Nuestra educación religiosa forma nuestra herencia de imágenes de Dios, que bien pueden ser un obstáculo más en nuestro sendero espiritual. Debemos darnos cuenta que nuestras ideas sobre Dios no sólo son determinadas por factores sociales y culturales sino que también son distorsionadas por nuestro condicionamiento, nuestros miedos personales, nuestras esperanzas y necesidades. Con frecuencia son producto de la niñez y están unidas a nuestras actitudes especialmente hacia los padres y los maestros. Todas las imágenes son un producto del ego. Al decir «Dios», sentimos que conocemos la Realidad Divina, al haberse formado una imagen clara de Él / Ella, el ego se siente seguro y en control. Pero «nombrar» no es conocer.
Hemos sido creados «a imagen y semejanza de Dios». Pero en vez de entender esto como que tenemos la imagen y semejanza Divina en nuestro interior, lo tomamos literalmente y por consiguiente hacemos a Dios a nuestra imagen y semejanza condicionadas: «La mayoría de las personas están encerrados en sus cuerpos mortales como el caracol en su caparazón, enrollados en sus obsesiones como erizos. Forman su concepto de la bienaventuranza de Dios tomándose a sí mismos como modelo» (Clemente de Alejandría Siglo II de nuestra era). Con frecuencia, cuando nos volvemos «agnósticos», o incluso «ateos» es nuestra imagen de Dios lo que ha muerto. El grito de Nietzsche, «Dios está muerto», es un ejemplo categórico de ello. No podía aceptar más al Dios de su niñez, por lo que pagaron justos por pecadores.
Las Escrituras Cristianas nos muestran claramente cómo funciona este proceso: nuestras imágenes reflejan la época en la que vivimos y lo que necesitamos. Vemos una secuencia de imágenes de Dios unidas a la evolución social de la humanidad. Primero conocemos el Dios tribal de la Biblia hebrea: todo poderoso, protector, generoso, imponente pero también distante, caprichoso e impredecible, como la naturaleza de la cual tanto dependían las pequeñas comunidades que con frecuencia eran migrantes. Sigue un Dios más imparcial, omnipotente y omnisciente, no tan distante, un soberano justo como el Rey ideal de la comunidad establecida o la ciudad estado que entonces se requería.
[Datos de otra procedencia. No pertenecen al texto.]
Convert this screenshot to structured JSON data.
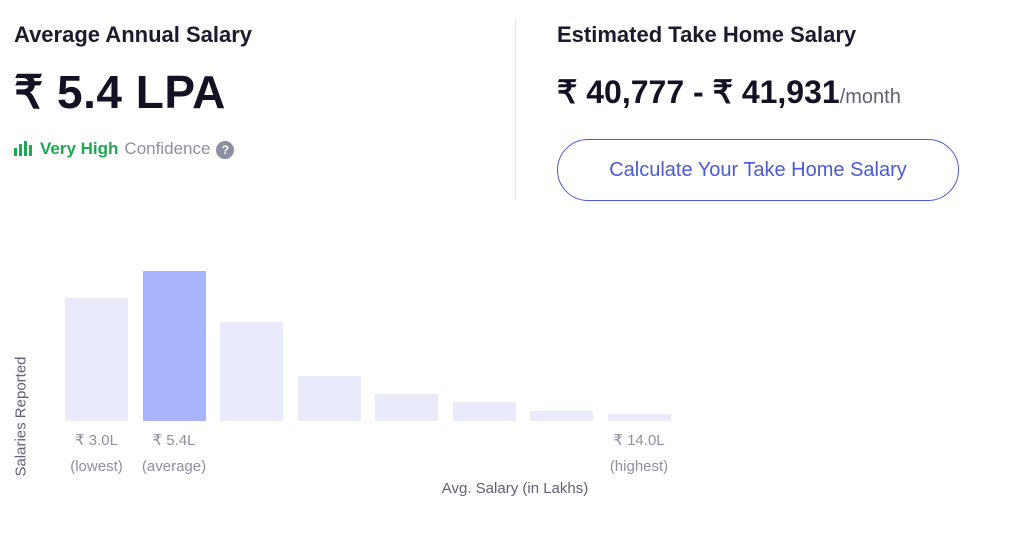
{
  "salary": {
    "heading": "Average Annual Salary",
    "value": "₹ 5.4 LPA",
    "confidence_level": "Very High",
    "confidence_label": "Confidence",
    "help": "?"
  },
  "take_home": {
    "heading": "Estimated Take Home Salary",
    "range": "₹ 40,777 - ₹ 41,931",
    "unit": "/month",
    "button_label": "Calculate Your Take Home Salary"
  },
  "colors": {
    "accent": "#4a5ad8",
    "confidence_green": "#1da851",
    "bar": "#e9ebfd",
    "bar_active": "#a8b4fb"
  },
  "chart_data": {
    "type": "bar",
    "ylabel": "Salaries Reported",
    "xlabel": "Avg. Salary (in Lakhs)",
    "values": [
      82,
      100,
      66,
      30,
      18,
      13,
      7,
      5
    ],
    "highlight_index": 1,
    "tick_labels": [
      {
        "index": 0,
        "value": "₹ 3.0L",
        "note": "(lowest)"
      },
      {
        "index": 1,
        "value": "₹ 5.4L",
        "note": "(average)"
      },
      {
        "index": 7,
        "value": "₹ 14.0L",
        "note": "(highest)"
      }
    ]
  }
}
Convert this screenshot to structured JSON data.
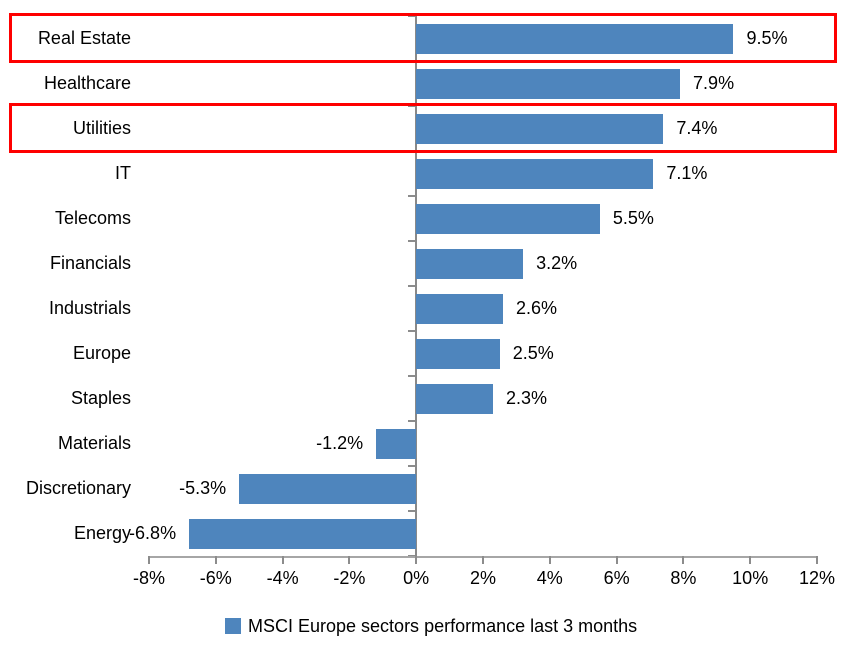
{
  "chart_data": {
    "type": "bar",
    "orientation": "horizontal",
    "title": "",
    "categories": [
      "Real Estate",
      "Healthcare",
      "Utilities",
      "IT",
      "Telecoms",
      "Financials",
      "Industrials",
      "Europe",
      "Staples",
      "Materials",
      "Discretionary",
      "Energy"
    ],
    "values": [
      9.5,
      7.9,
      7.4,
      7.1,
      5.5,
      3.2,
      2.6,
      2.5,
      2.3,
      -1.2,
      -5.3,
      -6.8
    ],
    "value_labels": [
      "9.5%",
      "7.9%",
      "7.4%",
      "7.1%",
      "5.5%",
      "3.2%",
      "2.6%",
      "2.5%",
      "2.3%",
      "-1.2%",
      "-5.3%",
      "-6.8%"
    ],
    "x_tick_labels": [
      "-8%",
      "-6%",
      "-4%",
      "-2%",
      "0%",
      "2%",
      "4%",
      "6%",
      "8%",
      "10%",
      "12%"
    ],
    "x_tick_values": [
      -8,
      -6,
      -4,
      -2,
      0,
      2,
      4,
      6,
      8,
      10,
      12
    ],
    "xlim": [
      -8,
      12
    ],
    "grid": false,
    "legend": "MSCI Europe sectors performance last 3 months",
    "legend_position": "bottom",
    "highlighted_categories": [
      "Real Estate",
      "Utilities"
    ]
  },
  "colors": {
    "bar": "#4e85bd",
    "highlight_box": "#fe0000",
    "value_axis_line": "#a6a6a6",
    "category_axis_line": "#898989",
    "tick": "#8c8c8c",
    "text": "#000000"
  }
}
Luego encontramos el Dios del Amor del Nuevo Testamento, que refleja la necesidad de paz y servicio de una comunidad más grande, fortaleciendo las relaciones. Pero Dios no cambia –sólo cambian nuestras imágenes.
Aunque sabemos que no podemos abarcar lo Divino en palabras y pensamientos, encontramos demasiado difícil relacionarnos con algo que «no tiene nombre», algo «inefable» e «ilimitado». La mente humana necesita imágenes –así está hecha, es parte de nuestro ser físico en este nivel de realidad, tiempo y espacio. Pero debemos recordar que Dios es mucho más que nuestras imágenes y debemos mirar más allá hacia la Realidad a la que apuntan. Como subraya un dicho budista, son dedos señalando hacia la luna, no la luna misma. Al tratar a las imágenes como Realidad, ignorando que son meras sombras de lo Real, en realidad hacemos ídolos de nuestras imágenes. Pero debemos destrozar estos ídolos.
Meister Eckhart (místico alemán del Siglo XIV) lo expresa enérgicamente en su dicho: «Por lo tanto, oro a Dios para que me libere de dios» (libérame de mis imágenes de Dios). Este dicho es muy similar al dicho budista. «Cuando te encuentres con Buda en el camino, mátalo.» Es con Dios mismo que está más allá de nuestras imágenes con quien estamos íntimamente unidos y las imágenes sólo ocultan esa realidad. La meditación, mediante el énfasis que pone en abandonar las palabras y las imágenes, nos ayuda a abandonar nuestras imágenes falsas, nuestros ídolos y a entrar en la experiencia sin palabras de Dios.